Hope Hicks' Lawyer Says She Didn't Lie to Congress About Trump's 2016 Hush Money Deal: 'Simply Wrong'

Hope Hicks' lawyer is refuting evidence from newly unsealed court documents that show the former White House communications director may have lied to Congress about her involvement in the hush money payments made to Stormy Daniels during the 2016 election.

"Reports claiming that Ms. Hicks was involved in conversations about 'hush money' payments on October 8, 2016, or knew that payments were being discussed, are simply wrong," attorney Robert Trout said in a statement on Friday.

Trout added that Hicks "stands by her truthful testimony" to the House Judiciary Committee last month and will be complying with any further inquiries from lawmakers on the issue. On Thursday, committee chairman Jerrold Nadler demanded Hicks return to Capitol Hill for a second round of questioning on the campaign finance saga.

"As I reminded you at the outset of your interview, anything other than complete candor can have very serious consequences," Nadler wrote in his letter to Hicks. The Democratic congressman also listed seven instances where Hicks may have lied during her testimony.

The former Trump official has been given an August 15 deadline to voluntarily appear before the committee for additional questioning. If she does not comply by then, she will be issued a subpoena.

Hicks' original testimony came into question on Thursday after a federal court released un-redacted search warrant documents and other court filings that were part of an investigation into campaign finance violations tied to Michael Cohen.

The documents show that Hicks spoke with both Donald Trump and Cohen shortly before the negotiations began for the payments made to Daniels to keep quiet about her alleged affair with Trump. The three of them spoke for at least four minutes during a conference call on October 8, 2016.

FBI records also show that Cohen and Hicks spoke again later that day. That same evening, Cohen began to work out a deal with The National Enquirer to arrange the hush money deal. Cohen is currently serving a three-year prison sentence for a slew of crimes he committed while working for Trump.

"Based on the timing of these calls, and the content of the text messages and emails, I believe that at least some of these communications concerned the need to prevent Clifford from going public, particularly in the wake of the Access Hollywood story," the document read.

hope hicks stormy daniels hush money involvement
Former White House communications director Hope Hicks leaves the hearing room during a break at a closed-door interview with the House Judiciary Committee June 19, 2019 on Capitol Hill in Washington, D.C. Hicks was the first former Trump aide to testify before the panel’s investigation into special counsel Robert Mueller’s report and obstruction of justice. Alex Wong/Getty

But Hicks told a different story under oath to the House Judiciary Committee in June when asked about the hush money deal.

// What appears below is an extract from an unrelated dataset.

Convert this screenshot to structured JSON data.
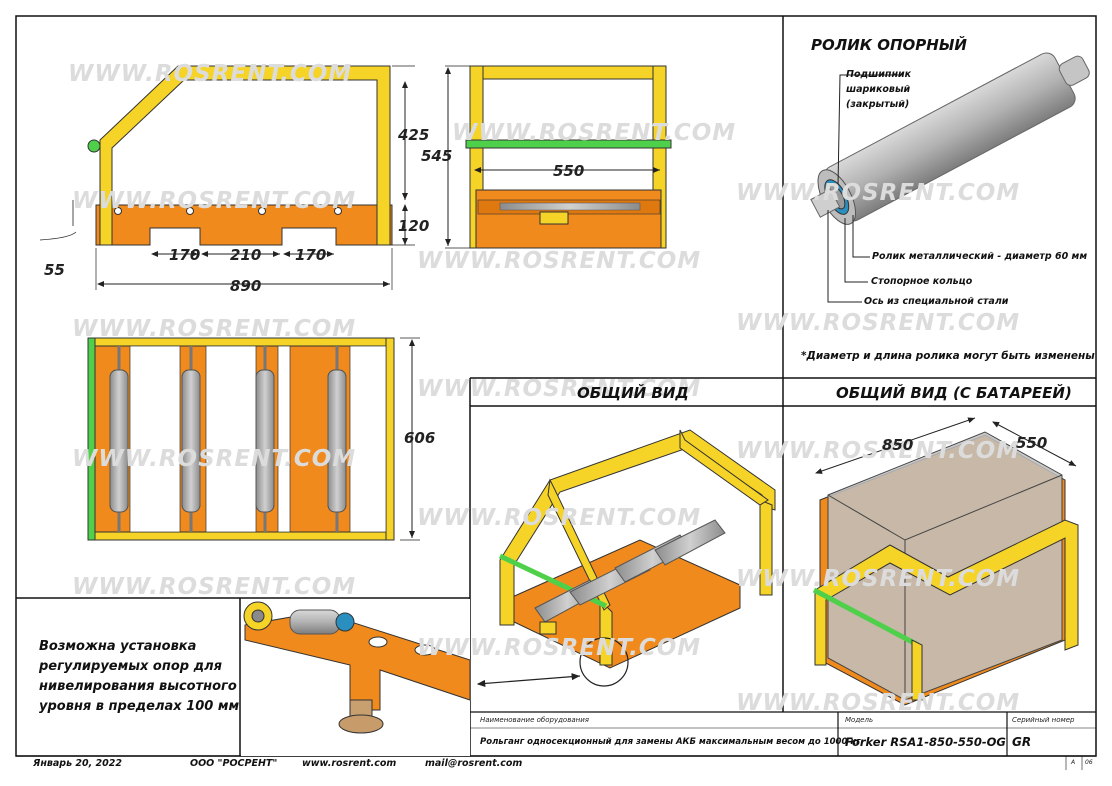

"Were you ever present when Trump and Cohen discussed Stormy Daniels?" Rep. Jackson Lee asked Hicks, to which she replied, "No ma'am." Lee asked her the same question again, and Hick repeated the same answer.

Bradley Moss, a national security attorney, tweeted that the court documents make it clear that Hicks lied to lawmakers during her testimony. "I'm going to be surprised if there isn't a 1001 violation referral for Hope Hicks by the end of tomorrow. It appears rather clear she lied to Congress about the Stormy Daniels saga," he wrote.

The unsealed court documents marked the end of the federal investigation into campaign finance violations. The probe ended without any additional charges against other executives in Trump's inner circle who were linked to the matter.

U.S. District Judge William Pauley III said that the records were made public because the campaign finance violations and the information gleaned from the investigation are "a matter of national importance."

"Now that the government's investigation into those violations has concluded, it is time that every American has an opportunity to scrutinize the materials," he added in his ruling.